16 декабря: в 2 часа ночи махновцы сталкиваются под Федоровкой с частями Второй Конной и северной группой Р. Эйдемана, которые и должны были, по замыслу, блокировать прорыв Махно на север. Может быть, В. Лазаревич не верил в такую возможность и выставил заслон, просто подчиняясь закодам тактики. Но Эйдеман оказался на высоте, а его части – по существу единственными, сохранившими хладнокровие и способность к маневру. Бой продолжался до наступления темноты, махновцы потеряли несколько сот убитыми, бросили черное знамя, но все-таки удержать их, загнать в лабиринт подходящих частей Эйдеману не удалось. Он не отлипал от них до 17-го, последний раз крепко прижав возле Туркеновки – и все-таки упустил!
Утром 18-го, на марше – пролет через Гуляй-Поле, занятое частями 125-й бригады 42-й дивизии и обозом Богучарской бригады. Обоз сожгли, пехоту разоружили, прихватив желающих с собой.
Механик связи Василий Белоусов, который, как нарочно, каждый раз заступал на дежурство, чтобы стать свидетелем очередных драматических событий, так описывает этот эпизод: «Ночью я подбадривал себя, чтоб не уснуть, каждые 10–15 минут делая проверку связи. Утром делаем проверку – связи нет. Надсмотрщики выскочили искать повреждение. Оказалось, что порезаны все провода связи. Тут же послышался орудийный выстрел и затрещали вокруг села пулеметы. 372-й полк, переутомленный походом, к такому внезапному нападению не был готов. Махновцы выгоняли из квартир красноармейцев и вместе с обозом богучарской бригады погнали в сторону немецкой колонии. Несколько тысяч лаптей с богучарского обоза облили керосином и запалили. Махновцы грелись вокруг костра, пленные красноармейцы стояли кучей, понурив головы. Подъехала тачанка. Махно поднялся на костылях (был в ногу раненный) и начал свою речь, что мы воюем не против власти советов, а против коммунизма и коммунистов. Объявил выдавать своих командиров и комиссаров. Красноармейцы стоят, понурив головы. Махно опять объявил выдавать коммунистов – „а то всех расстреляю“. Красноармейцы молчат. Тогда Махно объявил: „Кто желает в мою армию – отходите в эту сторону, а кто хочет домой или в свою часть – отходите туда“ (показал костылем).
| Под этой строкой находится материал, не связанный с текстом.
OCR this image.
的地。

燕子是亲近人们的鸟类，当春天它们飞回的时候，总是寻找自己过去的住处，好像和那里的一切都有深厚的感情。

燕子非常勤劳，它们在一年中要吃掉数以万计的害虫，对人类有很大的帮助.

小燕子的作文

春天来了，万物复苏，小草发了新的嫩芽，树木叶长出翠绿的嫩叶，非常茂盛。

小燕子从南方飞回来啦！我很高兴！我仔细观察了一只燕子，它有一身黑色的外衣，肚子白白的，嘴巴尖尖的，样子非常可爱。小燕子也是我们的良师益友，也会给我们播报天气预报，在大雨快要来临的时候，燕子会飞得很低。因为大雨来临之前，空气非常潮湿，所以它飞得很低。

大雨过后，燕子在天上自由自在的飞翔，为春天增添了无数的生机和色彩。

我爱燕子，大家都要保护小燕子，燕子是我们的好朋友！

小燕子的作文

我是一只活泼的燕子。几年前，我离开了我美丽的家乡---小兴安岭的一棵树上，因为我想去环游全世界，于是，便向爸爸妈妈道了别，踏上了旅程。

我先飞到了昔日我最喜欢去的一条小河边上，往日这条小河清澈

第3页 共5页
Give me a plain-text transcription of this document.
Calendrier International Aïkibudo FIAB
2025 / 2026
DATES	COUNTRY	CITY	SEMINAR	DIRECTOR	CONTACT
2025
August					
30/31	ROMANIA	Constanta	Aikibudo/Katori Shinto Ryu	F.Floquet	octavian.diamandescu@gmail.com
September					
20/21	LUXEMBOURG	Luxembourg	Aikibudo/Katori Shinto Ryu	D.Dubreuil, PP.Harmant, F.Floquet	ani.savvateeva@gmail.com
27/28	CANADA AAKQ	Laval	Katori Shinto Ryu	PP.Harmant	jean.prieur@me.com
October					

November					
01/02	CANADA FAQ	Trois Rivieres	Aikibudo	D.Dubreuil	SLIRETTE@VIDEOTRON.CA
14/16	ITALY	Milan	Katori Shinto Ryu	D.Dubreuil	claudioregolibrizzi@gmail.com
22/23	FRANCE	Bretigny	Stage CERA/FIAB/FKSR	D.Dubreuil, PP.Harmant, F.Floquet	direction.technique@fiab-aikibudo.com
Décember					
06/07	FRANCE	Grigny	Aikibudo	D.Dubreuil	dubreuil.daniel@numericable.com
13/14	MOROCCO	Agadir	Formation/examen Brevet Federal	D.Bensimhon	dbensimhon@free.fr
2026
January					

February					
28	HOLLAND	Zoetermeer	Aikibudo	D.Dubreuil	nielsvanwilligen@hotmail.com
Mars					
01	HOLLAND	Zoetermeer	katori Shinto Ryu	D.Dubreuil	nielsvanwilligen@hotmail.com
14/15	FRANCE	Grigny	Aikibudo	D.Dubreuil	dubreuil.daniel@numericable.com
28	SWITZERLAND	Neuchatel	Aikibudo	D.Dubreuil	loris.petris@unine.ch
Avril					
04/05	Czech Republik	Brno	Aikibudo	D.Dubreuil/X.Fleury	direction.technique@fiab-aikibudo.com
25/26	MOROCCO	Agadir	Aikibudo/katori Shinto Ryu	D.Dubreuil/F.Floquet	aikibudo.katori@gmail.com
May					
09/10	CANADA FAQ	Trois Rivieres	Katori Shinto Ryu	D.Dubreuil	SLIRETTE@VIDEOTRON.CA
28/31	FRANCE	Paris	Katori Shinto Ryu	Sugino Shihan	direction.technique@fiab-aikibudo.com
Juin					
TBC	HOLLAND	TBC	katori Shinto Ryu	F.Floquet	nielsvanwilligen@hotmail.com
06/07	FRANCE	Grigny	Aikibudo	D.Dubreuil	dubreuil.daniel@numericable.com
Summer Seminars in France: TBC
Красноармейцы стоят, не шевелятся.
– Что, просить я вас буду? – сердито закричал Махно.
Начали расходиться. Кто пошел к Махно, кто куда. Большинство красноармейцев пришли в свою часть и так и не выдали ни командиров, ни коммунистов» (8).
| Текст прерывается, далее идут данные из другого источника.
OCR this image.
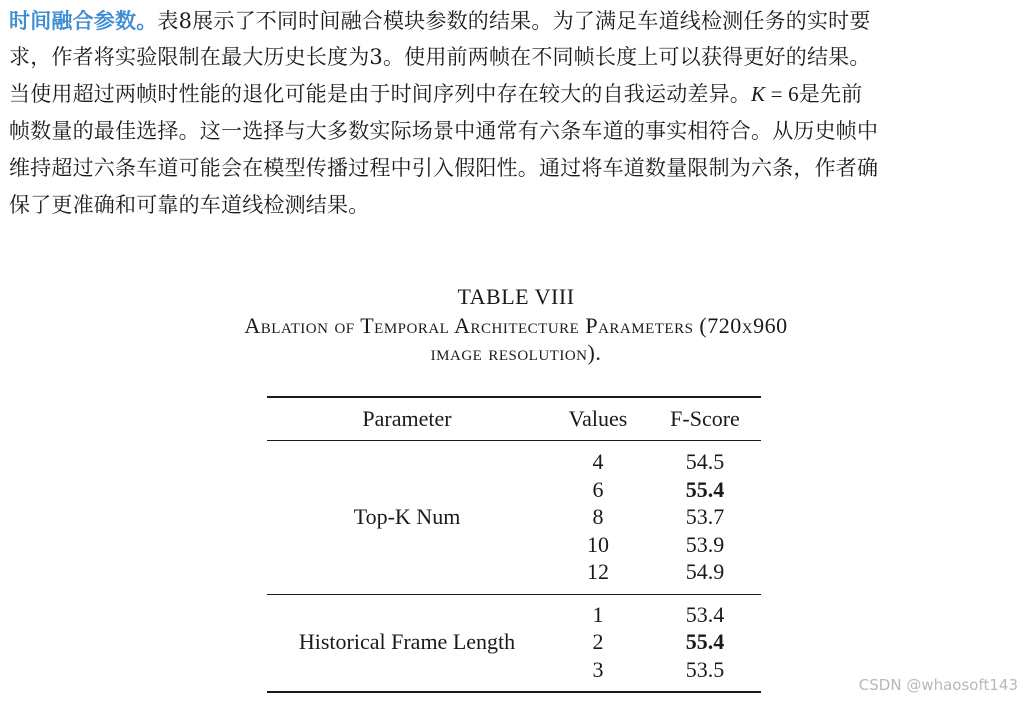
时间融合参数。表8展示了不同时间融合模块参数的结果。为了满足车道线检测任务的实时要
求，作者将实验限制在最大历史长度为3。使用前两帧在不同帧长度上可以获得更好的结果。
当使用超过两帧时性能的退化可能是由于时间序列中存在较大的自我运动差异。K = 6是先前
帧数量的最佳选择。这一选择与大多数实际场景中通常有六条车道的事实相符合。从历史帧中
维持超过六条车道可能会在模型传播过程中引入假阳性。通过将车道数量限制为六条，作者确
保了更准确和可靠的车道线检测结果。
TABLE VIII
Ablation of Temporal Architecture Parameters (720x960
image resolution).
Parameter	Values F-Score
Top-K Num
4	54.5
6	55.4
8	53.7
10	53.9
12	54.9
Historical Frame Length
1	53.4
2	55.4
3	53.5
CSDN @whaosoft143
Прошла неделя с тех пор, как Махно ввязался в непрекращающиеся бои. Как люди, то есть существа, подверженные закономерностям природы, они должны были устать. Они должны были бы, по идее, искать укрытия, отдыха. Тем не менее в ночь с 18 на 19 декабря, казалось бы, окончательно выдохшиеся махновцы совершают одну из самых фантастических операций, в буквальном смысле слова перенесясь из одной географической точки в другую к полному отчаянию преследователей.
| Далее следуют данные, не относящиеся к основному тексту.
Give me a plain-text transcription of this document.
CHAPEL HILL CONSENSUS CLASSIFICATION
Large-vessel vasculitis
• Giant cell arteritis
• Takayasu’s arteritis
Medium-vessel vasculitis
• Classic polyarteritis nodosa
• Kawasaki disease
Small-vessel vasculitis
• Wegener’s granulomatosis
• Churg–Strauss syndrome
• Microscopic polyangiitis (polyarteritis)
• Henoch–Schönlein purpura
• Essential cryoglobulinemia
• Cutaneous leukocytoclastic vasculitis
Декабрь 1920 года на Украине был не по мере жестоким, а в ночь на 19-е еще грянула вьюга, крутя вместе с сухим снегом тучи черной пыли. В эту ночь, «когда в двух шагах люди не могли различить человека от лошади, именно в эту ночь Махно делает беспримерный 80-верстный переход, – писал один из красных командиров, – и как коршун налетает на штаб Петроградской бригады» (4, 42).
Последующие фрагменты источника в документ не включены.